Un message de tolérance

Docteur en pédagogie de l'Université de Lausanne, le fondateur et premier président du Parti démocratique kurde de Syrie (aujourd'hui divisé en 13 partis…) a toujours motivé les jeunes sur le chemin des études.

Lui-même était polyglotte. Passionné de littérature et de musique, il aimait  surtout Aragon, Eluard, Victor Hugo, Nazim Hikmet, Schubert et Mozart aussi bien que la musique kurde.
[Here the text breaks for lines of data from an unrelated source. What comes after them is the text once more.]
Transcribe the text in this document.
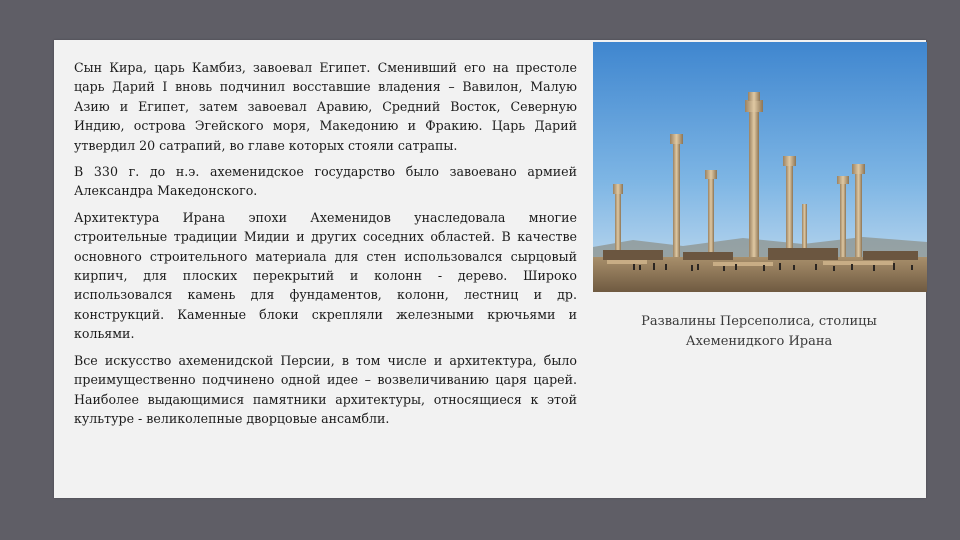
Сын Кира, царь Камбиз, завоевал Египет. Сменивший его на престоле царь Дарий I вновь подчинил восставшие владения – Вавилон, Малую Азию и Египет, затем завоевал Аравию, Средний Восток, Северную Индию, острова Эгейского моря, Македонию и Фракию. Царь Дарий утвердил 20 сатрапий, во главе которых стояли сатрапы.

В 330 г. до н.э. ахеменидское государство было завоевано армией Александра Македонского.

Архитектура Ирана эпохи Ахеменидов унаследовала многие строительные традиции Мидии и других соседних областей. В качестве основного строительного материала для стен использовался сырцовый кирпич, для плоских перекрытий и колонн - дерево. Широко использовался камень для фундаментов, колонн, лестниц и др. конструкций. Каменные блоки скрепляли железными крючьями и кольями.

Все искусство ахеменидской Персии, в том числе и архитектура, было преимущественно подчинено одной идее – возвеличиванию царя царей. Наиболее выдающимися памятники архитектуры, относящиеся к этой культуре - великолепные дворцовые ансамбли.

Развалины Персеполиса, столицы Ахеменидкого Ирана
En dépit des années de torture subies dans les prisons arabes, ce fervent démocrate et humaniste ne connut jamais le ressentiment. Il ne cessa de plaider, dans ses écrits, dans ses conférences et médias, en faveur de la démocratie et rêvait d'un Moyen-Orient basé sur le modèle suisse où toutes les communautés (Arabes, Druzes, Arméniens, Kurdes, chrétiens, musulmans, juifs) auraient cohabité dans un esprit de tolérance.

Son rêve sera demeuré un rêve...
Mais le calvaire des peuples du Moyen-Orient lui aura été épargné.


P.S. Il est décédé le 7 octobre 1988. En ce temps-là, la Suisse ne connaissait pas encore le langage de la haine comme on le voit fleurir depuis quelques années.

 

 

* http://fr.wikipedia.org/wiki/Noureddine_Zaza

** In Ma vie de Kurde, Editions Z, Lausanne.